Cold sores are icky. And they're insidious. The raw, ugly blisters show up without notice and are unpreventable. Worse yet, once you're infected with the virus that causes them, you're stuck with it for good. But landmark research reported today by microbiologists at Duke University may offer the potential for a cure.
By age 40, nearly 90% of adults have been exposed to the herpes simplex virus-1 (HSV-1), which causes cold sores. People are usually infected as children, but many never have symptoms. For those who do, however, cold sores are a painful and permanent nuisance, always erupting in the same location, at the original site of infection on the lips or mouth. Once HSV-1 enters the body it hunkers down for life, most of the time hiding dormant in the cranial nerves near the spine. The virus can be triggered by outside stress, such as exposure to sunlight, a fever or emotional distress. After it's active and a cold sore appears, it's treatable with the drug acyclovir, marketed under the name Zovirax, which kills replicating HSV-1. But the mystery has been how to eliminate the virus while it's hiding, before it produces unsightly symptoms.

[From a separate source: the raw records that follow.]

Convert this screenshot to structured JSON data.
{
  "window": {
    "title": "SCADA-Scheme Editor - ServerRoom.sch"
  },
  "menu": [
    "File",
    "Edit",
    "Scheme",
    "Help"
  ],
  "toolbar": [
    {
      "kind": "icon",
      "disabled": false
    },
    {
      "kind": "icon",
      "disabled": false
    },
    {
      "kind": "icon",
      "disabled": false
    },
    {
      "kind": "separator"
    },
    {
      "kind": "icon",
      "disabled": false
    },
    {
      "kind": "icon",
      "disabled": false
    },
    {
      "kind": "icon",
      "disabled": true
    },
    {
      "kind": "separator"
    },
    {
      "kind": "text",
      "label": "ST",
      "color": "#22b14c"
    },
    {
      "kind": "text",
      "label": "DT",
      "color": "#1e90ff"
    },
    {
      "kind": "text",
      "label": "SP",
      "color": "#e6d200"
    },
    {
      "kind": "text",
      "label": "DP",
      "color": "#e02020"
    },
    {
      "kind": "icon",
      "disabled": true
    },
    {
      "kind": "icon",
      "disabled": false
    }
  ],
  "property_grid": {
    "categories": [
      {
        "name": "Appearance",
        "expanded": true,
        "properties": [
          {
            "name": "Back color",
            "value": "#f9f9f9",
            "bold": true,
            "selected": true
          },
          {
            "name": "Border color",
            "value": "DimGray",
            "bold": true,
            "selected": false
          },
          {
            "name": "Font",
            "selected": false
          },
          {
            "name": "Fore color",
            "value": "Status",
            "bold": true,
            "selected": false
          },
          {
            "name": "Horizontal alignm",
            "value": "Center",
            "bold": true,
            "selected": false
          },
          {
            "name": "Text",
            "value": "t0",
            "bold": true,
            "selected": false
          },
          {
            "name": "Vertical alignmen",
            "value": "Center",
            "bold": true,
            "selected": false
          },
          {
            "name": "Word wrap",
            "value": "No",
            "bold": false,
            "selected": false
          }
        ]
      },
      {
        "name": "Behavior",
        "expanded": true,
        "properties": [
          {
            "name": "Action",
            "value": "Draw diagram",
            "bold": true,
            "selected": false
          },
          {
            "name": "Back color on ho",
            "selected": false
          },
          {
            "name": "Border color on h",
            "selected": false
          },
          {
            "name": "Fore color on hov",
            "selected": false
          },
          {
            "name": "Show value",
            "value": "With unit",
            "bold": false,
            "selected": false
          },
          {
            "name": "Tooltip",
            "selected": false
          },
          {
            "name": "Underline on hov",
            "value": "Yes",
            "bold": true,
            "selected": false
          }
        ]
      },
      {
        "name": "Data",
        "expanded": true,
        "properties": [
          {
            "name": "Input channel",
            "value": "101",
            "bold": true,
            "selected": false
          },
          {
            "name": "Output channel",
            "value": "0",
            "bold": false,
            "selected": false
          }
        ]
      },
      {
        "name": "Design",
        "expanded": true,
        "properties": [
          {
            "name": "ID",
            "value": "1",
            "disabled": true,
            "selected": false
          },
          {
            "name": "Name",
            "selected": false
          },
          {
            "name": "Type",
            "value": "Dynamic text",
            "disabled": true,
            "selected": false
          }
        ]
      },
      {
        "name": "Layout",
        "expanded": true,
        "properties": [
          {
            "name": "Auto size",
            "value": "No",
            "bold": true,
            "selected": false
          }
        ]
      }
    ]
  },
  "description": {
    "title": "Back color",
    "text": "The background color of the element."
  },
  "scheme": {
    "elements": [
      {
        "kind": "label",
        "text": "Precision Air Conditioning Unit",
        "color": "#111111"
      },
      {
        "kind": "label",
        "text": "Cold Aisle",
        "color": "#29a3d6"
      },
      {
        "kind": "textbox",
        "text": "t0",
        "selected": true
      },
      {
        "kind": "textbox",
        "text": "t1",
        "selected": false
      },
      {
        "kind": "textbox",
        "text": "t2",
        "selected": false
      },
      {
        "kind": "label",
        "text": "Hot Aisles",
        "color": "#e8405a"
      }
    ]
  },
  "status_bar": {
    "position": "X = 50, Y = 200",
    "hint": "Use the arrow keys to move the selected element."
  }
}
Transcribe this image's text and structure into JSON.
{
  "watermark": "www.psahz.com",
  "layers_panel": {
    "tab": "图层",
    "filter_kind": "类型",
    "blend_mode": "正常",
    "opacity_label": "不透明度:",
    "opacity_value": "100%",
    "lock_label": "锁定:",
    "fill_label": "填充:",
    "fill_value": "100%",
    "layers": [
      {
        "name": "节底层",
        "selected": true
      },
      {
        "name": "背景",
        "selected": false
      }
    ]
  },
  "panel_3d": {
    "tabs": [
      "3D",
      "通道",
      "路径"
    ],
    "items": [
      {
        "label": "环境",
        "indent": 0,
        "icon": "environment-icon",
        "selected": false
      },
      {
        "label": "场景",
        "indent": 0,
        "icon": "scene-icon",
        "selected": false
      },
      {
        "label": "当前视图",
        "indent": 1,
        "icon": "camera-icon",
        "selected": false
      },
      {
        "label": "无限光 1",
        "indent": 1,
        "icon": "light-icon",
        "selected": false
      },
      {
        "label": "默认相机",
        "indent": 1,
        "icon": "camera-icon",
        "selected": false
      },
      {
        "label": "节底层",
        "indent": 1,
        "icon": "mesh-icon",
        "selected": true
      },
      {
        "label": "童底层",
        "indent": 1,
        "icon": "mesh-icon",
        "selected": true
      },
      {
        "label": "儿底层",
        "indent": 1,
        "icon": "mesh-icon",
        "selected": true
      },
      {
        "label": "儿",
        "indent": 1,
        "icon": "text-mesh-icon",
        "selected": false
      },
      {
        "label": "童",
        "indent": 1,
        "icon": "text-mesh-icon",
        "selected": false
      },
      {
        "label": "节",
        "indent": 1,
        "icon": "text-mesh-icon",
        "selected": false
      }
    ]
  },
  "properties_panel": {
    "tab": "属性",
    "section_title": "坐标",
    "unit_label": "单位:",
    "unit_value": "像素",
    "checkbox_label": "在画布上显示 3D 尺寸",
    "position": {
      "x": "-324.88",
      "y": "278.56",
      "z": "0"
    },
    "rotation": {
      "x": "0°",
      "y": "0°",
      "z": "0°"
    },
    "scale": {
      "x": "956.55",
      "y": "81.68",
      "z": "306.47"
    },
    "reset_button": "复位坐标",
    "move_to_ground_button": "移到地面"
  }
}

Until now, research has generally concentrated on keeping HSV1 inactive and preventing cold sores from ever showing up. But the Duke researchers took the opposite tack: figuring out precisely how to switch the virus from latency to its active stage. That's important, says lead author Dr. Bryan Cullen, professor of molecular genetics and microbiology at Duke, "because unless you activate the virus, you can't kill it."
Cullen and his team were able to replicate the intricate process using lab mice. They started by identifying the tiniest components of the HSV-1 strain. In its latent stage, HSV-1 produces a single molecular product, called latency-associated transcript RNA, or LAT RNA. Unlike most messenger RNA, LAT RNA doesn't produce proteins, so scientists have never been able to determine LAT RNA's exact function. But by inserting the LAT RNA into mice, Cullen found that it breaks down into even smaller strands called microRNA. Researchers then discovered that it was the microRNA that blocked production of the protein that activates HSV-1. "So if there was a sufficient supply of microRNA, then the virus stayed latent," Cullen says. "But under a high level of stress, the microRNA's blocking mechanisms break down, thus triggering a cold sore." The study, funded by the National Institutes of Health, will be published in the journal Nature this week.
Understanding how to override the microRNA could allow scientists to activate the virus and then kill it using acyclovir. "Once the virus sticks its head up over the fence, you whack it off for good," Cullen says. "Yes, the person has to have one last cold sore, but it'd be worth it to most people to cure them forever."
The theory is that by activating the virus, then preventing it from returning to hibernation, which is when researchers think it gains strength, it can be completely eradicated. Cullen believes that a drug could be developed to block the microRNA that suppress HSV-1 into latency; once it's active, acyclovir can be used to destroy the virus permanently. Cullen suggests that this new research may also eventually be applied to other latent viruses, such as herpes simplex virus-2 (HSV-2), which causes genital herpes, or the chicken pox virus, which causes shingles in adults. Cullen warns that some patients, especially those suffering genital herpes, may have to take acyclovir on a regular basis (HSV-2 is a hardier virus), but for people with HSV-1, the virus could be eradicated with just one dose.
Cullen and his colleagues, as well as several biotech firms, are already investigating such treatments and how best to deliver them. "Are any of these viruses fatal?" Cullen says. "No. But there are a lot of people who'd be thrilled never to have a cold sore again."